10. Macht was anderes als nur Kaffee trinken
Versteht mich nicht falsch: Kaffee trinken ist super, sich updaten auch, manchmal auch 1 Mal im Monat. Aber genau so wichtig ist es, dass man in Freundschaften gemeinsam Dinge erlebt und Erfahrungen sammelt. Hamburg hat mehr zu bieten, als die – zugegebenermaßen – unzähligen guten Cafés. Also geht ins Theater, macht einen Tagestrip, macht ne Radtour, geht zu einem Sportevent, probiert eine neue Sportart aus, schaut euch Sehenswürdigkeiten gemeinsam an, auch wenn ihr schon 10 Jahre in Hamburg lebt, …
11. Sagt Ja (und Nein!)
Dieser Punkt ist genau so simpel wie schwierig. Vor allem, wenn ihr auch zu den Menschen gehört, die grundsätzlich erstmal bei allem dabei wären und ihren privaten Terminkalender bis oben hin voll packen. Es ist nicht cool, immer „vielleicht“, „mal schauen“ und „geb dir noch Bescheid“ zu sagen. Sagt zu, wenn ihr Lust auf etwas und die Leute habt. Und sagt ab, wenn ihr keine Lust darauf oder wirklich keine Zeit habt – auch wenn das fast noch schwerer ist, als Ja zu sagen.

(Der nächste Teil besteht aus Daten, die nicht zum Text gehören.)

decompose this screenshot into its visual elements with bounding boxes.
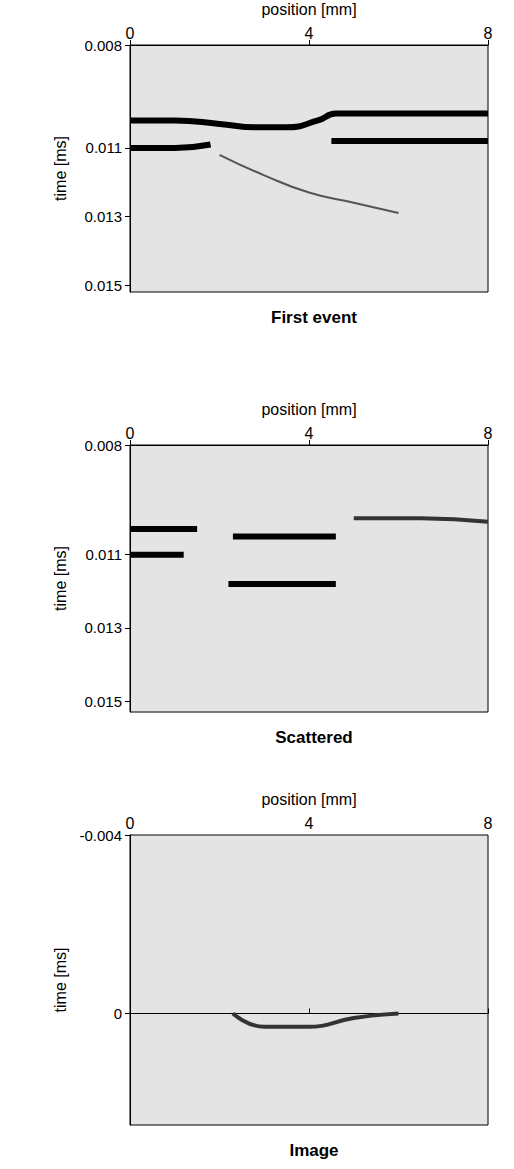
svg-text:4: 4 (305, 815, 314, 832)
svg-text:0.015: 0.015 (84, 277, 122, 294)
svg-text:0.013: 0.013 (84, 619, 122, 636)
svg-text:0.008: 0.008 (84, 437, 122, 454)
svg-text:time [ms]: time [ms] (52, 948, 69, 1013)
svg-text:4: 4 (305, 25, 314, 42)
svg-text:First event: First event (271, 308, 357, 327)
svg-text:8: 8 (484, 25, 493, 42)
svg-text:time [ms]: time [ms] (52, 546, 69, 611)
svg-text:position [mm]: position [mm] (261, 401, 356, 418)
svg-text:0: 0 (126, 425, 135, 442)
svg-text:-0.004: -0.004 (79, 827, 122, 844)
svg-text:0.008: 0.008 (84, 37, 122, 54)
svg-text:8: 8 (484, 815, 493, 832)
svg-text:0.015: 0.015 (84, 693, 122, 710)
svg-text:0: 0 (114, 1005, 122, 1022)
svg-text:4: 4 (305, 425, 314, 442)
svg-text:position [mm]: position [mm] (261, 1, 356, 18)
svg-text:Scattered: Scattered (275, 728, 352, 747)
svg-text:8: 8 (484, 425, 493, 442)
svg-text:Image: Image (289, 1141, 338, 1160)
svg-text:time [ms]: time [ms] (52, 136, 69, 201)
svg-text:0.011: 0.011 (86, 139, 122, 156)
svg-text:0.011: 0.011 (86, 546, 122, 563)
svg-text:0: 0 (126, 815, 135, 832)
svg-text:0: 0 (126, 25, 135, 42)
svg-text:position [mm]: position [mm] (261, 791, 356, 808)
svg-text:0.013: 0.013 (84, 208, 122, 225)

Also lasst uns gemeinsam wieder mehr Dinge sagen, die wir meinen, direkt ein Datum vorschlagen und auf all die Trips, Dinner und Coffee Dates aus unserem DMs wirklich gehen. Wäre es nicht schön, wenn wir es alle schaffen würden, unsere Freundschaften wieder spontaner und gleichzeitig verbindlicher zu führen? Keine Sorge: TikToks und Reels hin und herschicken ist in Freundschaften weiterhin nicht nur weiterhin erlaubt – sondern kann auch zur Nähe und zum täglichen Austausch beitragen. Aber wie cool wäre es, wenn wir in Zukunft schreiben „Jaaa, das müssen wir unbedingt machen“ – und es dann auch wirklich machen.